Es wäre auf jeden Fall schwierig. Nachdem ich meine Karriere vor sechs Jahren beendet hatte, habe ich mich erst mal ein Jahr zurückgezogen und meinen Nachfolgern den Platz überlassen. Man muss das richtige Maß finden. Es ist wichtig, dass man nicht zu nah dran ist, aber dieses Projekt auch nicht ganz vergisst.

Bei Turbine gibt es derzeit viel Redebedarf: Trainerwechsel, Rücktritt des Präsidenten, ein großer Umbruch im Kader. Wie bewerten Sie die Situation?
So eine - teilweise hausgemachte - Unruhe haben wir noch nie erlebt. Man hätte das vorher sehen müssen. Es wird nicht mehr so einfach wie früher, als alle Spielerinnen zu uns kommen wollten. Nichts ist wichtiger als Erfolg, und wir haben leider seit 2016 keinen Titel mehr geholt. Die Ansprüche der Fans sind schwer zu realisieren, die Vergleiche zu früher kommen automatisch. Aber wir sind in einer Situation, die uns auch die Chance gibt, neue Dinge zu lernen. Es ist sehr schwer, aber ich hoffe, dass wir das alles einigermaßen überstehen.

Tut es weh zu sehen, wo der Klub unter Ihnen einmal war und wo er jetzt ist?
Ja, natürlich tut das sehr weh, aber das ist der Lauf der Zeit. Da muss man aufpassen, nicht zu viel Nostalgie auf den Tisch zu bringen. Ich muss mich immer zurücknehmen, weil es nichts bringt, nur über früher zu reden.

Rückblickend auf all die Jahre: Würden Sie heute etwas anders machen?
Das ist immer schwer zu sagen. Ich habe viele Dinge gemacht, die sicher nicht richtig waren. Aber am Ende zählt nur der Erfolg - und den hatten wir. Wir haben früher jeden Tag trainiert. Bei mir galt das gesprochene Wort, und dessen Einhaltung war elftes Gebot. In der heutigen Zeit hätte ich meine Probleme, weil ich sehr charismatisch agiert habe. Ich habe immer gesagt: Bei uns ist die Mannschaft der Star, vom Busfahrer bis zum Platzwart und darüber hinaus. Ich glaube nicht, dass ich mit meiner Art heutzutage große Freunde gewinnen würde. Vielleicht in der Mannschaft, aber nicht im Umfeld. Charismatiker sind nicht mehr gefragt. Aber ich würde trotzdem nichts anders machen.

Bundesliga, 1. Spieltag

Ein anderer Verein kam für Sie also nie infrage?
Nein, nie. Ich habe diesen Verein, diese Mannschaft gegründet, das ist mein Herzblut - und ich würde auch nirgendwo anders hinpassen. Ich bin ein Familienmensch, wir wohnen in einer wunderbaren Gegend - und ich habe doch alles erreicht. Wer kriegt denn schon das Bundesverdienstkreuz? Wenn ich mir die ganzen Orden und Ehrenzeichen anhänge, falle ich um (lacht).

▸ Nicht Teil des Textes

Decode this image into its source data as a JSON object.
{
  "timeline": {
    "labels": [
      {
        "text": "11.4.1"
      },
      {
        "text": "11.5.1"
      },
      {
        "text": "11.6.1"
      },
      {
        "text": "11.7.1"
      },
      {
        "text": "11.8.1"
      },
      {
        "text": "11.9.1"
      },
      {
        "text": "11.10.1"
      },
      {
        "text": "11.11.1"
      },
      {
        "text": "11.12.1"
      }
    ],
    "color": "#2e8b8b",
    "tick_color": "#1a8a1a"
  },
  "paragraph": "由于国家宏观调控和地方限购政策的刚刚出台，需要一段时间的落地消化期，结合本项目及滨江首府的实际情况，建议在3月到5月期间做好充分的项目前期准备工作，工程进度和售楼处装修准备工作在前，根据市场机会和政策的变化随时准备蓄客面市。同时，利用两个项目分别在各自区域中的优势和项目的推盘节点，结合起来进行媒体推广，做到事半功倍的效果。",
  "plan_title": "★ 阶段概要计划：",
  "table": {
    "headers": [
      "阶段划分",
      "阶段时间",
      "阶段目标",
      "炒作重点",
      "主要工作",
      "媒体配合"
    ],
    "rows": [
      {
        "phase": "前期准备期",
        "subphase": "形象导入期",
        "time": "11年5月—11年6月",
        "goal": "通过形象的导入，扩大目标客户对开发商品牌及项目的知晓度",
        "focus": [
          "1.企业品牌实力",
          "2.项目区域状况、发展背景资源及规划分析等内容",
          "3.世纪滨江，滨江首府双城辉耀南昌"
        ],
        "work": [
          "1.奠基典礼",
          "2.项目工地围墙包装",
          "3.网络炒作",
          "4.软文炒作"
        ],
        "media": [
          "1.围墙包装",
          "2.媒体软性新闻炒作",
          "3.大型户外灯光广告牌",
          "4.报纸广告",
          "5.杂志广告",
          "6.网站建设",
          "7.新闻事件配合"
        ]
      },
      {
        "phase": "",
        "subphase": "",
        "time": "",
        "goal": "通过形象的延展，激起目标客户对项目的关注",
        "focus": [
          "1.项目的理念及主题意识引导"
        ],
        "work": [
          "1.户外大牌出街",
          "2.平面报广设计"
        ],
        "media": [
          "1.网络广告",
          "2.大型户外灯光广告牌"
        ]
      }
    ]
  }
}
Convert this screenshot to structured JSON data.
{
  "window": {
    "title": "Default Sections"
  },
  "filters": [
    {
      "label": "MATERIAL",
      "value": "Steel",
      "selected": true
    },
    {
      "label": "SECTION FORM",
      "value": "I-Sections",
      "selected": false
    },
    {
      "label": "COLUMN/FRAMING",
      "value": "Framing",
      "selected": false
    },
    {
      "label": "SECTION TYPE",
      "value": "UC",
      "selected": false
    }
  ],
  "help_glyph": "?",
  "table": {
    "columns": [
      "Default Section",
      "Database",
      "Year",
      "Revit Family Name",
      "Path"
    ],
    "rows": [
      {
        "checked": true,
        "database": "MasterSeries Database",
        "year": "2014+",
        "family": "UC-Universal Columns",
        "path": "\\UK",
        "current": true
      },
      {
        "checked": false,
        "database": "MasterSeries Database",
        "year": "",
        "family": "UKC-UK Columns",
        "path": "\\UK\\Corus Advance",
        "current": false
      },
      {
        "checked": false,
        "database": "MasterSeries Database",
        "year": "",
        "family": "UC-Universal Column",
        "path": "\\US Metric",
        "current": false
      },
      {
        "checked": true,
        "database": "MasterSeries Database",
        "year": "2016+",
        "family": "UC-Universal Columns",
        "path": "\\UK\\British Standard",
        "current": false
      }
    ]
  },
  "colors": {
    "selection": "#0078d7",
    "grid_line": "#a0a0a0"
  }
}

Wie bewerten Sie die Entwicklung des deutschen Frauenfußballs?
2011 hatten wir bei der Weltmeisterschaft das Gefühl, jetzt geht es voran. Wir hatten eine überragende Bühne, auch medial. Aber danach ist es wieder abwärtsgegangen, während die anderen Länder aufgrund unserer Erfolge gemerkt haben, dass sie auch was tun müssen. 

Droht die Bundesliga den Anschluss zu verlieren?
Unser Frauenfußball hat sich wesentlich entwickelt, aber wir haben große Rückgänge im Nachwuchs. Wenn wir das nicht reduzieren, gibt es auch keine Weiterentwicklung. Ich hoffe, dass uns diese EM nicht die Augen verkleistert. Da ist noch viel Luft nach oben.